Brasserie Dunham : Something for Everyone in the Centre of Town

Published on Aug 12, 2021

For the past 10 years, Brasserie Dunham has been a go-to spot in the area for its fun atmosphere and its approachable, unique and creative beers.

By Rose Normandin

To get to the Eastern Townships, visitors often take Highway 10, a flat and fairly boring route. It’s quick and efficient, but the adventure really begins when you get off the highway. For those who feel like exploring, there are lovely villages along Route 202, nestled in a pastoral setting you’ll enjoy getting lost in. You can follow in the footsteps of our bootlegging ancestors by going further into the countryside toward the US border, where you’ll discover quaint towns reminiscent of New England, such as Saint-Armand, Pigeon Hill and Frelighsburg. To come back, take Route 213, which becomes Rue Principale when you reach the charming town of Dunham. Take in the historic character of the stone houses, then stop off at the most impressive building in town for a drink and a bite to eat.
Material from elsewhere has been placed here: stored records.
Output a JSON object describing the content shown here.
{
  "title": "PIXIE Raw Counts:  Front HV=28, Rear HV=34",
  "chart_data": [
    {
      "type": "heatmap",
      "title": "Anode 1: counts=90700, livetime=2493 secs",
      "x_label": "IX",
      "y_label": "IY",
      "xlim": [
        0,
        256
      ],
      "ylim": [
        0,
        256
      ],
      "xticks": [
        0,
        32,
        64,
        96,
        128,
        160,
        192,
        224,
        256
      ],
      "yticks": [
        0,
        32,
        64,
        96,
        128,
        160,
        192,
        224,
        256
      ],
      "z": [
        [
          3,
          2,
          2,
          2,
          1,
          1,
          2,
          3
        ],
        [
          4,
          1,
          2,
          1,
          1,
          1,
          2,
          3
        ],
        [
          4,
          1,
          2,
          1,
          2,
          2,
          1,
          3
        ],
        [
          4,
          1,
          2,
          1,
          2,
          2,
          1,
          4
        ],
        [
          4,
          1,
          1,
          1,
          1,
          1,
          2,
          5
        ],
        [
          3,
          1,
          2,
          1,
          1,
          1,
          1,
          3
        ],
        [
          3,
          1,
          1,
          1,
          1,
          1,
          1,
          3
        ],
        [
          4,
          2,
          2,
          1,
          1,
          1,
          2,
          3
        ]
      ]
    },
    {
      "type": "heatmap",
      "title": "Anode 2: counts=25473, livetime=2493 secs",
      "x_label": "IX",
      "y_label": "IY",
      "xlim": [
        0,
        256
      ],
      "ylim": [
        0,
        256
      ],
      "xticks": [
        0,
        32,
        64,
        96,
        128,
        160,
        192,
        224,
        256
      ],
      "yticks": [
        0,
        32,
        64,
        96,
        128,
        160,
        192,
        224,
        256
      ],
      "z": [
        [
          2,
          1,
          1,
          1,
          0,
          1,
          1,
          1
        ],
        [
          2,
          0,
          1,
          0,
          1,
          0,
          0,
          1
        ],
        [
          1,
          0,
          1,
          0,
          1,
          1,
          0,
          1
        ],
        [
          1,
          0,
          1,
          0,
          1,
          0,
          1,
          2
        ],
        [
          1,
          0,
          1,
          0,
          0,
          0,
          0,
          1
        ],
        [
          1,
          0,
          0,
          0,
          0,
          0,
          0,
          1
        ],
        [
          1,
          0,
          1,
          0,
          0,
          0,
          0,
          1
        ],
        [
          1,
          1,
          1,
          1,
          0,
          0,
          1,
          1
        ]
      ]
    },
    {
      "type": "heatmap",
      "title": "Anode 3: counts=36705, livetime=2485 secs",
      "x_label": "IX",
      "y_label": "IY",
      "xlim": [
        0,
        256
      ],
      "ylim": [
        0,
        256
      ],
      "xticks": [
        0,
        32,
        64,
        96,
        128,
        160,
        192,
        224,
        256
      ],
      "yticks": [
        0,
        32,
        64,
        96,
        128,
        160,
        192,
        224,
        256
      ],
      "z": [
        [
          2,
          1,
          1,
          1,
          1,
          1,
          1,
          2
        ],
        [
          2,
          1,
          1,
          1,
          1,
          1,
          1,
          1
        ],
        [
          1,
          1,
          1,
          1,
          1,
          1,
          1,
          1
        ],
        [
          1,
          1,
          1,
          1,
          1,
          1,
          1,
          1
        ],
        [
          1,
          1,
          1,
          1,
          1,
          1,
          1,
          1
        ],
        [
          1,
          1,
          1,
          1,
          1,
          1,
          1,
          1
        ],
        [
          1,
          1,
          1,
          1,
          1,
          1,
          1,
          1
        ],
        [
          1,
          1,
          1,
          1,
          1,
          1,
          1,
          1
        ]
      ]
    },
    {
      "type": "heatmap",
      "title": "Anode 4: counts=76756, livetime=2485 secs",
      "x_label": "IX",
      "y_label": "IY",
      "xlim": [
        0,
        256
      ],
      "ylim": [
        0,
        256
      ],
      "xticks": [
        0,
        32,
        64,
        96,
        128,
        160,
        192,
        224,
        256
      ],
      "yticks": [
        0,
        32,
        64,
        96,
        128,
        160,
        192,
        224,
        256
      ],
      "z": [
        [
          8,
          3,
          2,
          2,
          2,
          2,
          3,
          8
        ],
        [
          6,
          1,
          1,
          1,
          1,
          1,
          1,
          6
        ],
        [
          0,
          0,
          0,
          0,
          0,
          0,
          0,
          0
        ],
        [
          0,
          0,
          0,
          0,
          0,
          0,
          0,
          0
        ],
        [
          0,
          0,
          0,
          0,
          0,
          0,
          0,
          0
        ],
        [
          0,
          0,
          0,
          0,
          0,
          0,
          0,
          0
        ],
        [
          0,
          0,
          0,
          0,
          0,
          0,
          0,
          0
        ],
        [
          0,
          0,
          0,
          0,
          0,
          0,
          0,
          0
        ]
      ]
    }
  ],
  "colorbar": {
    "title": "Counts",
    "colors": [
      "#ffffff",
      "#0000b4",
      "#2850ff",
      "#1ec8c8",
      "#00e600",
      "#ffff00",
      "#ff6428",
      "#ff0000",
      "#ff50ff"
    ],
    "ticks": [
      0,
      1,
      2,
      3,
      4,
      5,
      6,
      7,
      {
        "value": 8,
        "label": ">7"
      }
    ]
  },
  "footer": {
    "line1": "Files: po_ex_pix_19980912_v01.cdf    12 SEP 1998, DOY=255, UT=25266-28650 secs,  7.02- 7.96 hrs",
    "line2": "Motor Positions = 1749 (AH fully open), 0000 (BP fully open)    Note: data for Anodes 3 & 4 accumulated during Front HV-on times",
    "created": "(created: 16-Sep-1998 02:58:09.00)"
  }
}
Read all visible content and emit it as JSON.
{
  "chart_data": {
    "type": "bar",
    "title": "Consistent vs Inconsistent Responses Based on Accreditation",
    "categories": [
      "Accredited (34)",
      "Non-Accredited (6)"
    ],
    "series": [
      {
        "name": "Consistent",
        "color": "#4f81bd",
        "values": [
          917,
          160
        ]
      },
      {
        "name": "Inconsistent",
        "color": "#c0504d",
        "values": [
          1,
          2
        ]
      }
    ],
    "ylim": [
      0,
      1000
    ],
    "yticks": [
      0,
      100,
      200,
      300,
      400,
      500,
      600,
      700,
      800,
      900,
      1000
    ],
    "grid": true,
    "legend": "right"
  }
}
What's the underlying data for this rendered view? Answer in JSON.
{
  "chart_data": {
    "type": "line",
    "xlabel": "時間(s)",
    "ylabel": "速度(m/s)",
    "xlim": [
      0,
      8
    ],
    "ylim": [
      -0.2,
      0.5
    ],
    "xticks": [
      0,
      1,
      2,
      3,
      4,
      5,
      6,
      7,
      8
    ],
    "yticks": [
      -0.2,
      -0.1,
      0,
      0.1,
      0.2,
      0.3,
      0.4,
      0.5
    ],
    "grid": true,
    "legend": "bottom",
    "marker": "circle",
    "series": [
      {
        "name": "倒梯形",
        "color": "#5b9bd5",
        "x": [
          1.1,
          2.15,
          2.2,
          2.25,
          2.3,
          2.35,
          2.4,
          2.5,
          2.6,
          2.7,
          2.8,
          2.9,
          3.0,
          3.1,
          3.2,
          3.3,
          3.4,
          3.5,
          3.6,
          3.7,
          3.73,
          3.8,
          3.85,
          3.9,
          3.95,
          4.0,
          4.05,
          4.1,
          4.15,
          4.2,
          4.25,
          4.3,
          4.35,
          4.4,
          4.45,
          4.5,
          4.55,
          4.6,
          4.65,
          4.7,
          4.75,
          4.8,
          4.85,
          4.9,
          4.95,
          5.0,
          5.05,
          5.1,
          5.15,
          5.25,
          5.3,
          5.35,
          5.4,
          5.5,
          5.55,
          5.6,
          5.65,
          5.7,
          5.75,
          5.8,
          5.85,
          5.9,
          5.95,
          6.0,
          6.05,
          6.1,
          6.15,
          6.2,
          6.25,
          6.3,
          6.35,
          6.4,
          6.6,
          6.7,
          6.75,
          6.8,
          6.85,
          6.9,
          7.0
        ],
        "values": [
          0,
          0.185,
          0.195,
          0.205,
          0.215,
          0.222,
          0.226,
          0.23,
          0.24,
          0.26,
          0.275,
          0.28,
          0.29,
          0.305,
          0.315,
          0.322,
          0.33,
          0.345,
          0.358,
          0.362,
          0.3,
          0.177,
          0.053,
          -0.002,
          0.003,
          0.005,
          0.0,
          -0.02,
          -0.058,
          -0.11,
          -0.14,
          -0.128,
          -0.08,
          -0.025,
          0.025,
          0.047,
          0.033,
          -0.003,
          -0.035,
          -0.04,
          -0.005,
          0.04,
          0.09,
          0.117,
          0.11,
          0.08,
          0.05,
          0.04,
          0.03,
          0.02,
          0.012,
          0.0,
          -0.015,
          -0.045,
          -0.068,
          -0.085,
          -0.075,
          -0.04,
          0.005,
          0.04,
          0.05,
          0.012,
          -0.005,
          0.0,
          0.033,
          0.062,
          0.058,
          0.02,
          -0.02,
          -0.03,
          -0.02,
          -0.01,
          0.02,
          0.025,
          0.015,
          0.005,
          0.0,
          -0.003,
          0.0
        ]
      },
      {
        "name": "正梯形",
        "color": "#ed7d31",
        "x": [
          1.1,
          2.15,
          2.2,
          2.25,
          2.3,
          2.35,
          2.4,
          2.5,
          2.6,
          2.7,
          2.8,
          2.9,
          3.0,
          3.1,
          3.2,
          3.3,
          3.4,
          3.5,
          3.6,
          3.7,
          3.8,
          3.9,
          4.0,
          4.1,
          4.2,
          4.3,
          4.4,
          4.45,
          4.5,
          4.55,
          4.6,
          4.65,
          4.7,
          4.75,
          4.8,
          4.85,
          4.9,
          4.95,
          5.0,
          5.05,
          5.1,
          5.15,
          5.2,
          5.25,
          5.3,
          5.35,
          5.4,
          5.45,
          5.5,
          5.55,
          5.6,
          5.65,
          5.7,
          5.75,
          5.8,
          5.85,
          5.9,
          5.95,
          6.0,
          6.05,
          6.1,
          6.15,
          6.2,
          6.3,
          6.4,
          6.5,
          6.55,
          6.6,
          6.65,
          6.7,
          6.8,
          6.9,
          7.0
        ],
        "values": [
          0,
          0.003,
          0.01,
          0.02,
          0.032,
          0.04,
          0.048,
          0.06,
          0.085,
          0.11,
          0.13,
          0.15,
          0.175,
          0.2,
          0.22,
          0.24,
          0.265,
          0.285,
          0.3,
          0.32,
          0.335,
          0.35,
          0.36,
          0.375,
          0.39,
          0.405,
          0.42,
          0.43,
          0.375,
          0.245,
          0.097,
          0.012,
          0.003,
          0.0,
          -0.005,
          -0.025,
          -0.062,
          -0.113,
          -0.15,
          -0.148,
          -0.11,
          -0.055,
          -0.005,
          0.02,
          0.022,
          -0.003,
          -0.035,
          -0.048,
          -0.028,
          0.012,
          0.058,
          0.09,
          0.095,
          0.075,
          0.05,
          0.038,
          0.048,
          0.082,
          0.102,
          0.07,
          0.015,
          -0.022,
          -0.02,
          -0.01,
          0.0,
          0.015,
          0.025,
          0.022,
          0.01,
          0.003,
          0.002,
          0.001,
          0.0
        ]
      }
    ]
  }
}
The Relais de la Diligence, built around 1865, initially served as a post office, then as a hotel for travellers making the journey from the United States to Montréal. Still a hub for local residents, over the decades, the building has housed a number of shops, services and restaurants. For nearly 10 years, it has been home to Brasserie Dunham, along with its pub and farm-to-table restaurant, where you can enjoy beers brewed with passion and creativity. The establishment is part of the Brasseurs des Cantons Circuit, which links some 20 microbreweries in the area. Beer lovers regularly fill its patio’s picnic tables and drop into its shop for one-of-a-kind brews.

Les propriétaires Sébastien Gagnon, Éloi Deit et Simon Gaudreault (©Simon Jodoin)

Standout beers

The brewery was initially the vision of Sébastien Gagnon, who had taken over Brasseurs et Frères. Éloi Deit, an expert brewer at Cheval blanc in Montréal, also joined the enterprise. A few years later, Simon Gaudreault eagerly jumped on board to spread his love of craft beers and, as he puts it, “develop a thirst for them.” Over the years, they have built a group of dedicated employees with a range of experience, all of whom share the same curiosity and desire to make the microbrewery a success.

“What sets Brasserie Dunham apart is our large selection of beers. We excel at several styles,” explained Simon Gaudreault. “Some of our specialty beers are aged in oak barrels that have contained wine or spirits from around the world. We also work a lot with wild yeast and acidifying bacteria. That can give the beers a more sour, sometimes winelike profile, and makes them bold and original.”

Due to its microclimate, not only is Dunham a first-class winemaking region in Québec, but it also attracts farmers who grow a wide range of products. The brewery incorporates local products into its experimentations, such as honey, flowers, maple syrup and fruit. Clearly, collaboration is key, even necessary, for the brewery owners. It comes through in the varied charateristics of their beers, as well as in the restaurant’s menus and on their bottle labels. Simon Bossé, artist in residence with a silkscreen printing workshop upstairs, recruits other artists in Québec, the United States and Europe to create labels for the microbrewery. They take inspiration from the beers and their development process to produce an image that reflects the product, confirming the unique identity of every aspect of Brasserie Dunham.

However, it would be a mistake to think that this focus on experimentation and originality makes the beers unapproachable. The artisans at Brasserie Dunham believe that boldness and drinkability go hand in hand and that just because the flavours are surprising, they aren’t necessarily an acquired taste. They express their creativity through a refined product in order to offer a diverse line of accessible beers for every palate.

“A lot of people walk in and they don’t really know what they want to drink,” said Simon. “They discover a host of products with a variety of flavour profiles that are approachable, generally have mass appeal, and aren’t overly sour, bitter or high in alcohol content. There’s something for everyone.”

In the centre of town

While microbreweries have become extremely popular across Québec and have changed the drinking habits of Quebecers, their role in bringing people together is also very important to the owners.

“The local residents live in fairly small villages, where it’s difficult to get together and talk, so people come here to catch up and make plans. The space also become a cultural and artistic hub, where interaction is key. I think it’s very fitting to have a local brewpub in the centre of town.”

While a number of Québec retailers sell Brasserie Dunham products, the shop has a few exclusive, small-batch items, with slightly more eccentric profiles. So if you make the trip to this historic spot, not only will you get a taste of the region, but you may leave with a few rare treasures in your bag.